The more pressing question is – will Anning be charged with assault? It could be claimed that he acted in self-defence – although it seems to be implausible.
Most would argue upon seeing the footage that Anning did not have to proceed to hit the boy even once. There is a long pause after Anning turns around to see a mere boy who cracked an egg on his head. In the circumstances, Anning is surrounded by supporters who then tackle the boy. Surely, he did not need to induce a physical altercation, he could have left the boy alone, knowing that he had others around him, and that he is a significantly older and larger male.

Section 418(1)  of the Crimes Act 1900 (NSW)(the Act)  provides that a person is not criminally responsible for an offence if the person carries out the conduct constituting the offence in self-defence.

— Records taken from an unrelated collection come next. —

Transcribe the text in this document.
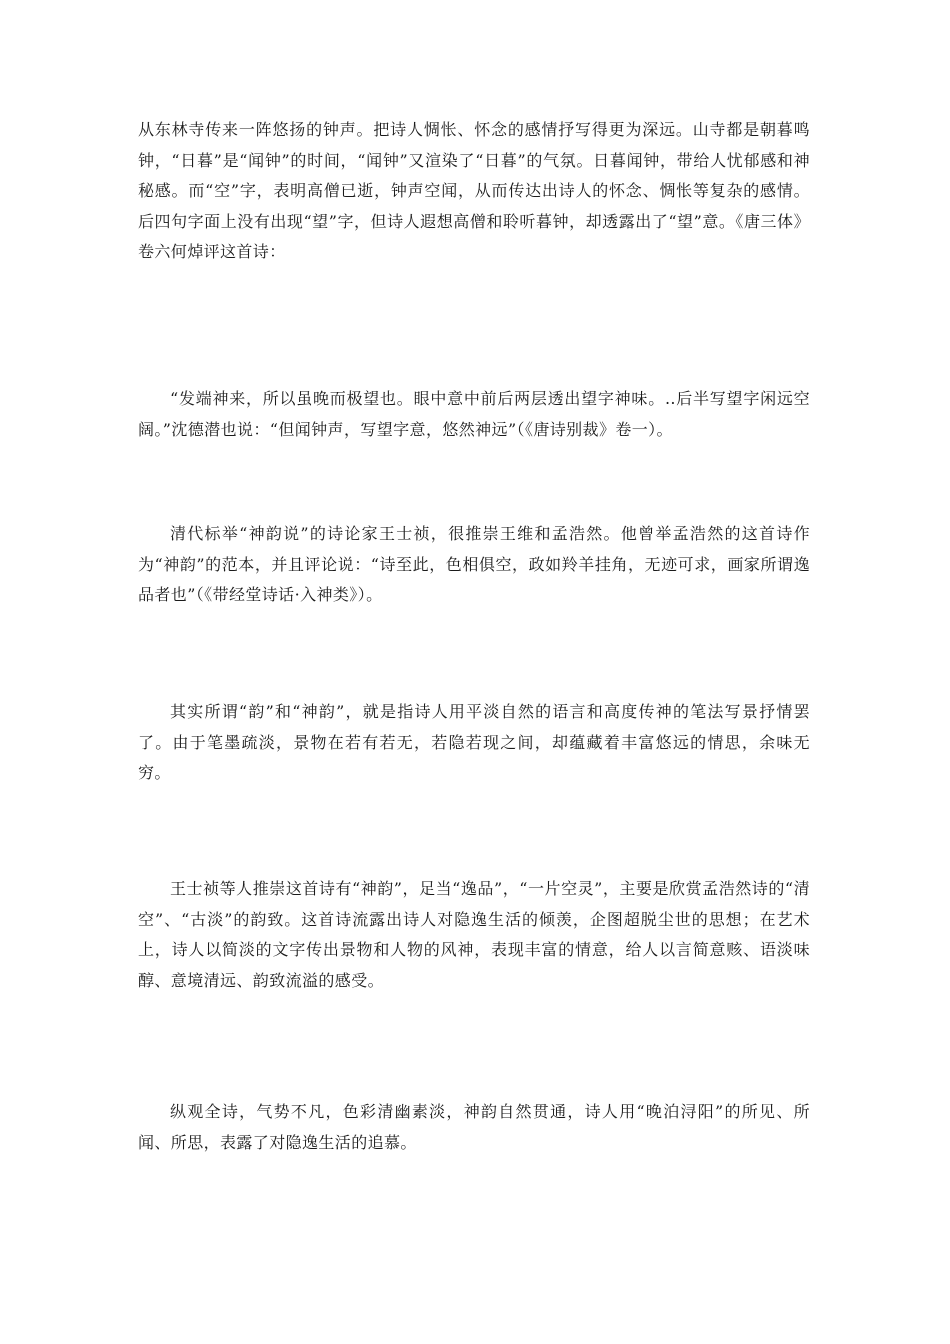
从东林寺传来一阵悠扬的钟声。把诗人惆怅、怀念的感情抒写得更为深远。山寺都是朝暮鸣钟，“日暮”是“闻钟”的时间，“闻钟”又渲染了“日暮”的气氛。日暮闻钟，带给人忧郁感和神秘感。而“空”字，表明高僧已逝，钟声空闻，从而传达出诗人的怀念、惆怅等复杂的感情。后四句字面上没有出现“望”字，但诗人遐想高僧和聆听暮钟，却透露出了“望”意。《唐三体》卷六何焯评这首诗：

“发端神来，所以虽晚而极望也。眼中意中前后两层透出望字神味。..后半写望字闲远空阔。”沈德潜也说：“但闻钟声，写望字意，悠然神远”（《唐诗别裁》卷一）。

清代标举“神韵说”的诗论家王士祯，很推崇王维和孟浩然。他曾举孟浩然的这首诗作为“神韵”的范本，并且评论说：“诗至此，色相俱空，政如羚羊挂角，无迹可求，画家所谓逸品者也”（《带经堂诗话·入神类》）。

其实所谓“韵”和“神韵”，就是指诗人用平淡自然的语言和高度传神的笔法写景抒情罢了。由于笔墨疏淡，景物在若有若无，若隐若现之间，却蕴藏着丰富悠远的情思，余味无穷。

王士祯等人推崇这首诗有“神韵”，足当“逸品”，“一片空灵”，主要是欣赏孟浩然诗的“清空”、“古淡”的韵致。这首诗流露出诗人对隐逸生活的倾羡，企图超脱尘世的思想；在艺术上，诗人以简淡的文字传出景物和人物的风神，表现丰富的情意，给人以言简意赅、语淡味醇、意境清远、韵致流溢的感受。

纵观全诗，气势不凡，色彩清幽素淡，神韵自然贯通，诗人用“晚泊浔阳”的所见、所闻、所思，表露了对隐逸生活的追慕。
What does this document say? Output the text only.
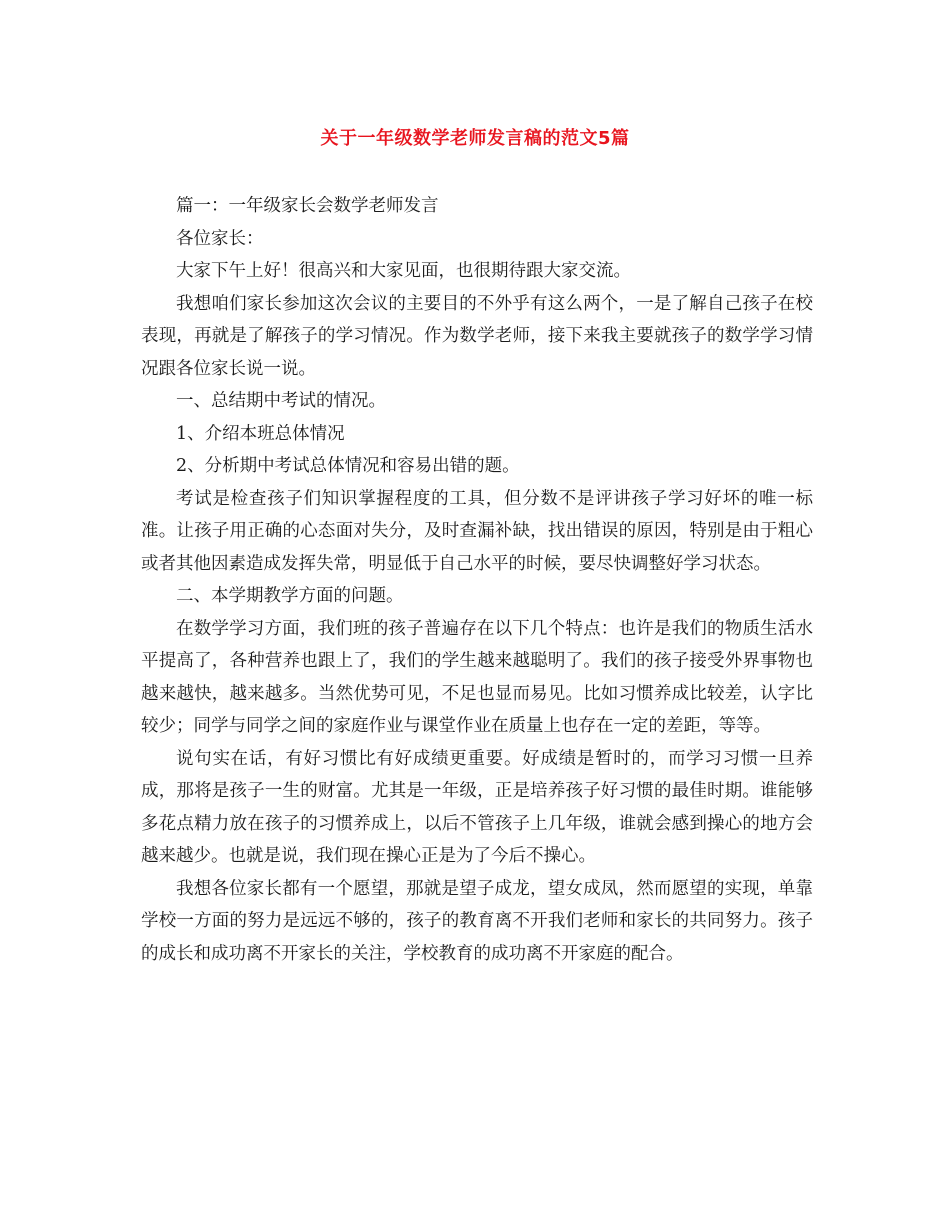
关于一年级数学老师发言稿的范文5篇

篇一：一年级家长会数学老师发言

各位家长：

大家下午上好！很高兴和大家见面，也很期待跟大家交流。

我想咱们家长参加这次会议的主要目的不外乎有这么两个，一是了解自己孩子在校表现，再就是了解孩子的学习情况。作为数学老师，接下来我主要就孩子的数学学习情况跟各位家长说一说。

一、总结期中考试的情况。

1、介绍本班总体情况

2、分析期中考试总体情况和容易出错的题。

考试是检查孩子们知识掌握程度的工具，但分数不是评讲孩子学习好坏的唯一标准。让孩子用正确的心态面对失分，及时查漏补缺，找出错误的原因，特别是由于粗心或者其他因素造成发挥失常，明显低于自己水平的时候，要尽快调整好学习状态。

二、本学期教学方面的问题。

在数学学习方面，我们班的孩子普遍存在以下几个特点：也许是我们的物质生活水平提高了，各种营养也跟上了，我们的学生越来越聪明了。我们的孩子接受外界事物也越来越快，越来越多。当然优势可见，不足也显而易见。比如习惯养成比较差，认字比较少；同学与同学之间的家庭作业与课堂作业在质量上也存在一定的差距，等等。

说句实在话，有好习惯比有好成绩更重要。好成绩是暂时的，而学习习惯一旦养成，那将是孩子一生的财富。尤其是一年级，正是培养孩子好习惯的最佳时期。谁能够多花点精力放在孩子的习惯养成上，以后不管孩子上几年级，谁就会感到操心的地方会越来越少。也就是说，我们现在操心正是为了今后不操心。

我想各位家长都有一个愿望，那就是望子成龙，望女成凤，然而愿望的实现，单靠学校一方面的努力是远远不够的，孩子的教育离不开我们老师和家长的共同努力。孩子的成长和成功离不开家长的关注，学校教育的成功离不开家庭的配合。
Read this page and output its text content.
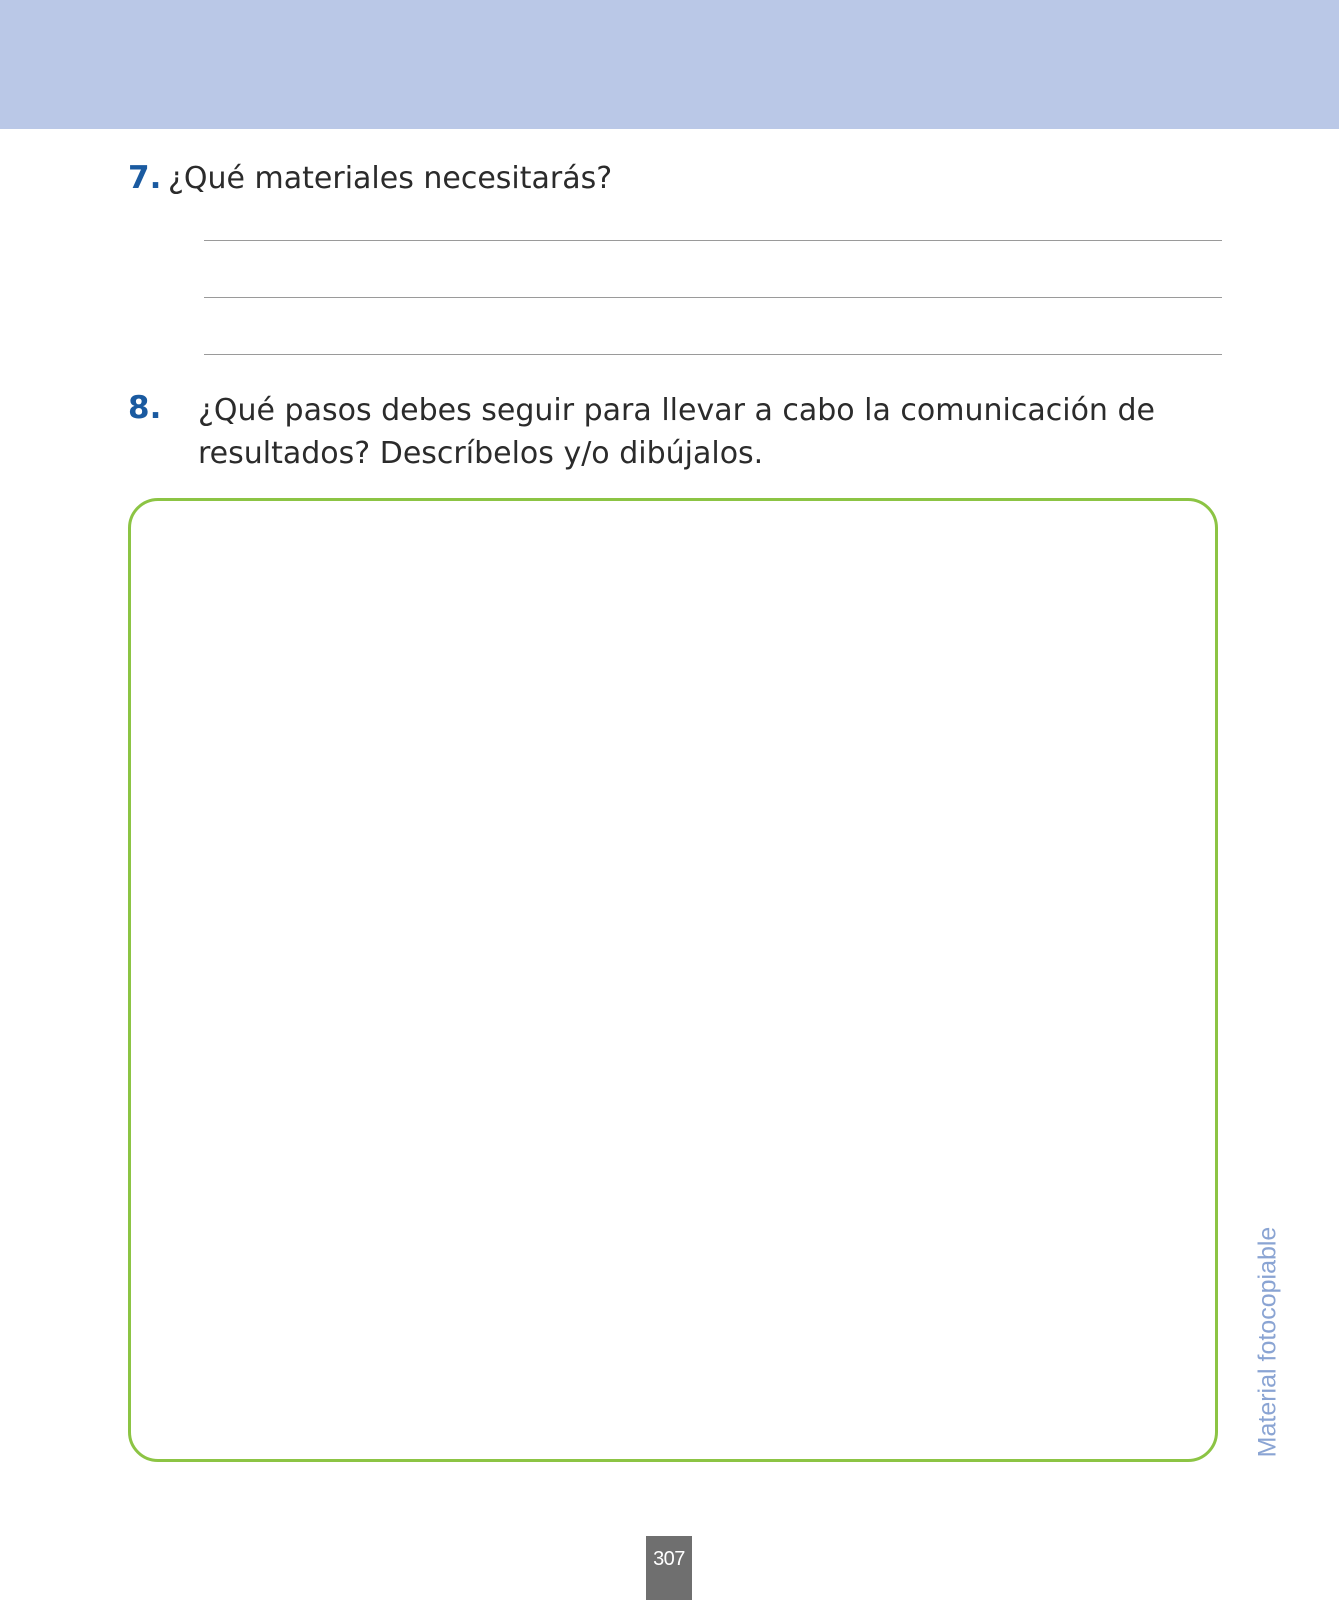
7. ¿Qué materiales necesitarás?

8. ¿Qué pasos debes seguir para llevar a cabo la comunicación de resultados? Descríbelos y/o dibújalos.

Material fotocopiable
307
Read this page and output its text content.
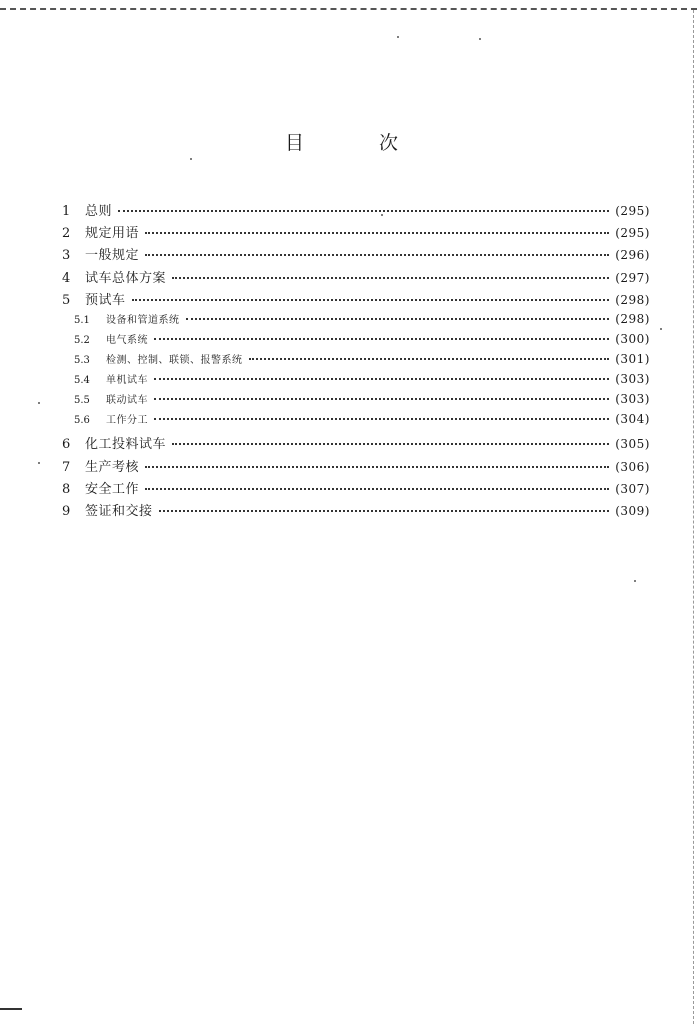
目　次
1	总则	(295)
2	规定用语	(295)
3	一般规定	(296)
4	试车总体方案	(297)
5	预试车	(298)
5.1	设备和管道系统	(298)
5.2	电气系统	(300)
5.3	检测、控制、联锁、报警系统	(301)
5.4	单机试车	(303)
5.5	联动试车	(303)
5.6	工作分工	(304)
6	化工投料试车	(305)
7	生产考核	(306)
8	安全工作	(307)
9	签证和交接	(309)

Section 418(2) of the Act sets out the circumstances where self-defence is available.

The questions to be asked by the jury under s 418(2) of the Act are succinctly set out in R v Katarzynski [2002] NSWSC 613 at [22]–[23] which was approved in Abdallah v R [2016] NSWCCA 34 at [61].

Section 419 of the Act provides that the prosecution has the onus of proving, beyond reasonable doubt that the person did not carry out the conduct in self-defence.

In this case the right for self-defence right arises where two circumstances exist. The first is that the accused believed that his action of stabbing was necessary in order to defend himself. The second is that what the accused did was a reasonable response in the circumstances as he perceived them.

This is where people may have different views as to what is moral. Is morality always in line with the law, and vice versa? People may be divided on this issue; if someone makes a gesture towards you that is funny to some, but nasty in your view, is it then okay to essentially attack the assailant? A rational or reasonable adult may think that the original assailant should get into trouble, and that you should simply walk away and not respond. Others, in the moment, may succumb to the desire of revenge and believe ‘an eye for an eye’ is the correct response. Is it reasonable to hold everyone to a high moral standard? I think it is, at least in this situation, reasonable to hold a Senator to a high standard, and believe that they should not find it necessary to retaliate and assault a child who committed a childish act. The law should be in line with this view.


Now let’s look at the second punch. This should not come within the definition of self-defence. It is excessive and not reasonable in the circumstances. This should be considered by the law as a fresh count of assault. Clearly, the use of a second punch goes further than necessary in order to be self-defence. The continuation of physical touching in the situation goes beyond protecting himself. Anning is by that stage, simply  assaulting the boy.

Self-defence is discussed here 


Does this hate speech amount to a criminal offence, or is it merely offensive?

Unlike the Constitution of the United States, the Australian Constitution does not expressly provide us with freedom of speech. We derive our freedoms of opinion and expression from the Universal Declaration of Human Rights and the International Covenant on Civil and Political Rights. This does not mean that our freedom of speech or expression is hindered. What we do have in Australia, however, are a set of anti-discrimination Acts. We have legislation ranging from the Racial Discrimination Act 1975 (Cth), to the Anti-Discrimination Act 1977 (NSW) and Racial and Religious Tolerance Act 2001 (Vic) which give certain protections to people against discrimination whether it be racial, or ethnic, or from any basis of religion, gender etc. Even our Criminal acts provide for penalties against inciting violence against a specific group of people. Due to this, we must strike a balance between protecting people from discrimination, without overriding people’s political freedom to express their opinions. It must be acknowledged, however, that there is a line that can be crossed, where hate speech may incite violence and poor treatment of minorities or vulnerable people. We must also think to ourselves, do we really need people to express such a hateful opinion? Particularly when they are in the public eye and able to influence younger generations.